Но, к сожалению, в месяце марте на скорой не разомлеешь. Вызовы прут косяком. Измучены москвичи нескончаемой зимой, побиты. Задыхаются москвичи, жмет сердце у москвичей. Тощ мартовский московский воздушен, беден. И не работала в этот день Юлечка-диспетчер, и не заметил Серый, как стал белый влажный полдень и задышал западный ветер сырым молоком. И обнаружил окончательно отрезвевший Серый, что распускаются вовсю, текут грязные сугробы, что машина стоит в Филях, и сделали они с Гусевым шесть вызовов.
Ну и ну, удивился Серый.Так работать к вечеру ноги протянешь. Гусев белесой бровью не повел, сидел букой, навалясь на баранку, кулаки под щеки.
Тебя не заставляют, сказал он, уперев взгляд вдаль, к Серому не поворачиваясь. Сиди на вызовах подольше, как другие. Чай пей. Кто понял жизнь, тот не торопится.
Серый промолчал. Чаю он хотел, и очень хотел, и это было причиной, почему он сегодня так торопился.
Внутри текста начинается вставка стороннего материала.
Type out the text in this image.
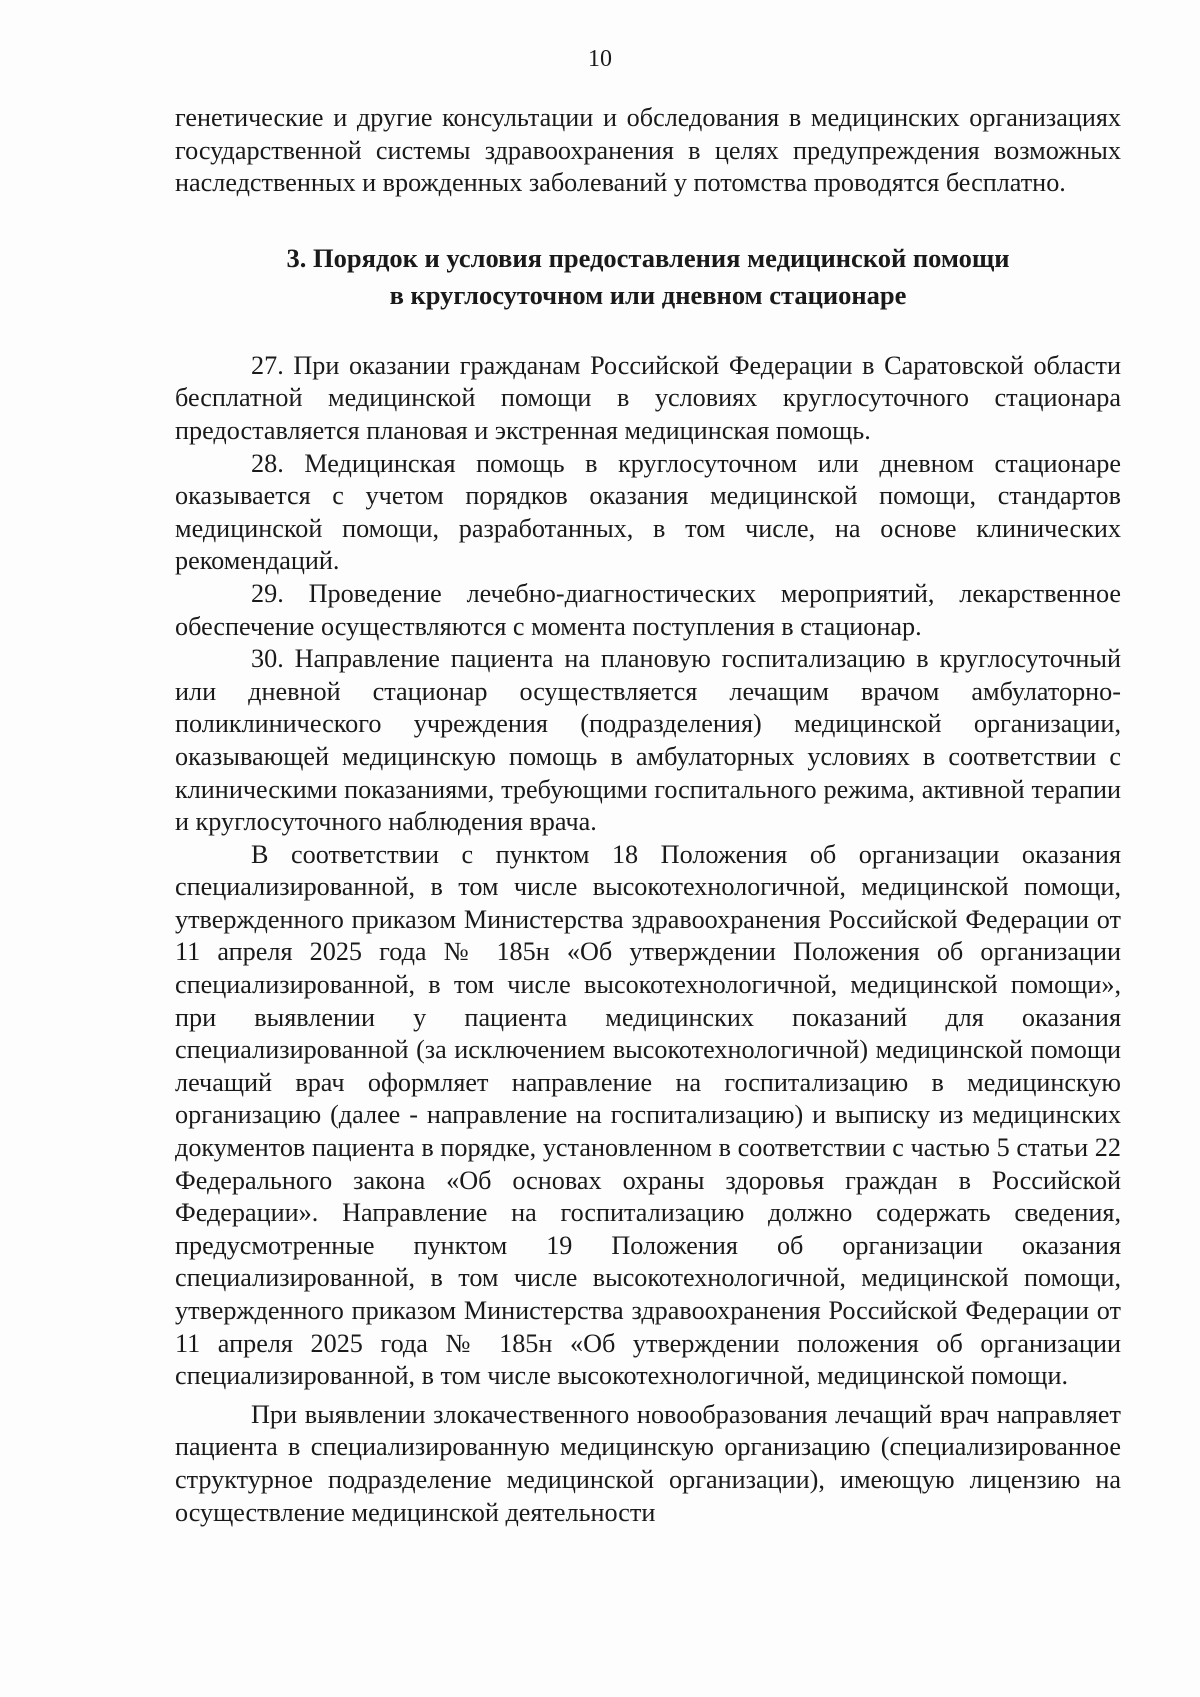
10

генетические и другие консультации и обследования в медицинских организациях государственной системы здравоохранения в целях предупреждения возможных наследственных и врожденных заболеваний у потомства проводятся бесплатно.

3. Порядок и условия предоставления медицинской помощи
в круглосуточном или дневном стационаре

27. При оказании гражданам Российской Федерации в Саратовской области бесплатной медицинской помощи в условиях круглосуточного стационара предоставляется плановая и экстренная медицинская помощь.

28. Медицинская помощь в круглосуточном или дневном стационаре оказывается с учетом порядков оказания медицинской помощи, стандартов медицинской помощи, разработанных, в том числе, на основе клинических рекомендаций.

29. Проведение лечебно-диагностических мероприятий, лекарственное обеспечение осуществляются с момента поступления в стационар.

30. Направление пациента на плановую госпитализацию в круглосуточный или дневной стационар осуществляется лечащим врачом амбулаторно-поликлинического учреждения (подразделения) медицинской организации, оказывающей медицинскую помощь в амбулаторных условиях в соответствии с клиническими показаниями, требующими госпитального режима, активной терапии и круглосуточного наблюдения врача.

В соответствии с пунктом 18 Положения об организации оказания специализированной, в том числе высокотехнологичной, медицинской помощи, утвержденного приказом Министерства здравоохранения Российской Федерации от 11 апреля 2025 года № 185н «Об утверждении Положения об организации специализированной, в том числе высокотехнологичной, медицинской помощи», при выявлении у пациента медицинских показаний для оказания специализированной (за исключением высокотехнологичной) медицинской помощи лечащий врач оформляет направление на госпитализацию в медицинскую организацию (далее - направление на госпитализацию) и выписку из медицинских документов пациента в порядке, установленном в соответствии с частью 5 статьи 22 Федерального закона «Об основах охраны здоровья граждан в Российской Федерации». Направление на госпитализацию должно содержать сведения, предусмотренные пунктом 19 Положения об организации оказания специализированной, в том числе высокотехнологичной, медицинской помощи, утвержденного приказом Министерства здравоохранения Российской Федерации от 11 апреля 2025 года № 185н «Об утверждении положения об организации специализированной, в том числе высокотехнологичной, медицинской помощи.

При выявлении злокачественного новообразования лечащий врач направляет пациента в специализированную медицинскую организацию (специализированное структурное подразделение медицинской организации), имеющую лицензию на осуществление медицинской деятельности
Чай был ему просто необходим. Ну вот, думал он, навертывая после каждого вызова номер диспетчерской, это последний, сколько можно без заезда, сейчас отпустят. На подстанции наверняка давно выкипают чайники, и нужно-то всего пятнадцать минут, не больше, чтобы заварить в граненом стакане чай, две ложки на стакан, бухнуть туда четыре куска сахару и смочить, обжигая, простуженную глотку, охрипшую от недосыпа, выкуренных с утра папирос и тех советов, что он успел надавать. Но Гусеву он объяснять этого не станет. Потому что гордец Гусев еще пылил в своем самосвале и слыхом не слыхивал, что существует такая Скорая помощь, когда Серый уже знал все секреты надувательств на линии и свои изобретал. Пусть считает доктора дурачком, рвущимся сделать побольше вызовов. Если ему нигрол ума не прибавил, капая на темечко двадцать лет!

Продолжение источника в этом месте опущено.